Bu yazı daha önce Oyungezer dergisinde yayınlanmıştır.
17 Haziran 1987 gününün hayatımdaki yerini hatırlamaya çalışıyorum: Galatasaray’ın lig şampiyonluğundan dolayı mutlu, ilk dönem karnemdeki 5 kırıktan 4'ünü temizlemiş olduğum için rahatlamış, evde iki-üç ay sürecek tadilat yüzünden huzursuz, ve uzun - sıcak yaz tatiline has bir rehavet içindeydim. Aynı gün, dünyanın bize uzak bir bölgesi, Güneydoğu Asya’da, ülkelerini yöneten diktatörün demokratikleşme sözlerini tutmadığını gören birkaç milyon G. Kore vatandaşı sokaklara dökülmüş, protesto gösterileriyle sesini yükseltiyordu.

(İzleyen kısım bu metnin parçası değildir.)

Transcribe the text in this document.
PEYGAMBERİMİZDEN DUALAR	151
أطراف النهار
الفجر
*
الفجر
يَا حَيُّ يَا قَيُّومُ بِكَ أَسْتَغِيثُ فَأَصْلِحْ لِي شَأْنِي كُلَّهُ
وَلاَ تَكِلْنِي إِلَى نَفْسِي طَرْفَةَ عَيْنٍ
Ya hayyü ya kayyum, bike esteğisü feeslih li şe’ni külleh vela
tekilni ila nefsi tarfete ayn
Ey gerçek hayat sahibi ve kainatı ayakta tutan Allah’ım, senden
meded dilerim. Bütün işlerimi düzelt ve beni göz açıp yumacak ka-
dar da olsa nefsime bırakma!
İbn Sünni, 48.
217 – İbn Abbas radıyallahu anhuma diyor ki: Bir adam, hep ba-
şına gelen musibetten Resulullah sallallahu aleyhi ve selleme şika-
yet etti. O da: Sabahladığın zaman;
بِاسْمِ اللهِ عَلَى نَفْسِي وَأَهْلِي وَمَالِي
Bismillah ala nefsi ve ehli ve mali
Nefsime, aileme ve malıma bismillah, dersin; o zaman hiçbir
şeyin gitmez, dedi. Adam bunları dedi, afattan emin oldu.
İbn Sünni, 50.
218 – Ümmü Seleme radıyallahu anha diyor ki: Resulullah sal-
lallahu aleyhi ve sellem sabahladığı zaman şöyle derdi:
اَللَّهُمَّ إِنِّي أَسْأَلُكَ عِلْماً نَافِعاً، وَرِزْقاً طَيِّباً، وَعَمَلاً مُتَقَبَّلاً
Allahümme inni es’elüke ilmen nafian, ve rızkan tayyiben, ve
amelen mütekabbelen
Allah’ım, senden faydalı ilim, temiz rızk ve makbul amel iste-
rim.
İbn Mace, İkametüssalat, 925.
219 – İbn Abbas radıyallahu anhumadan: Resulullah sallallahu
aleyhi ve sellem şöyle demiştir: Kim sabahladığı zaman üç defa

Bir haftadır devam eden gösterilerin ardından, kalabalık karşısında panikleyen bir subayın ateş açması sonucu kan dökülmeye, gösteriler iç çatışmaya dönüşmeye başladı, sayısı bugün bile tam bilinemeyen birçok G. Koreli yaralandı ya da tutuklandı.

Yazının aksine, Busan NATO için “cepte” değil…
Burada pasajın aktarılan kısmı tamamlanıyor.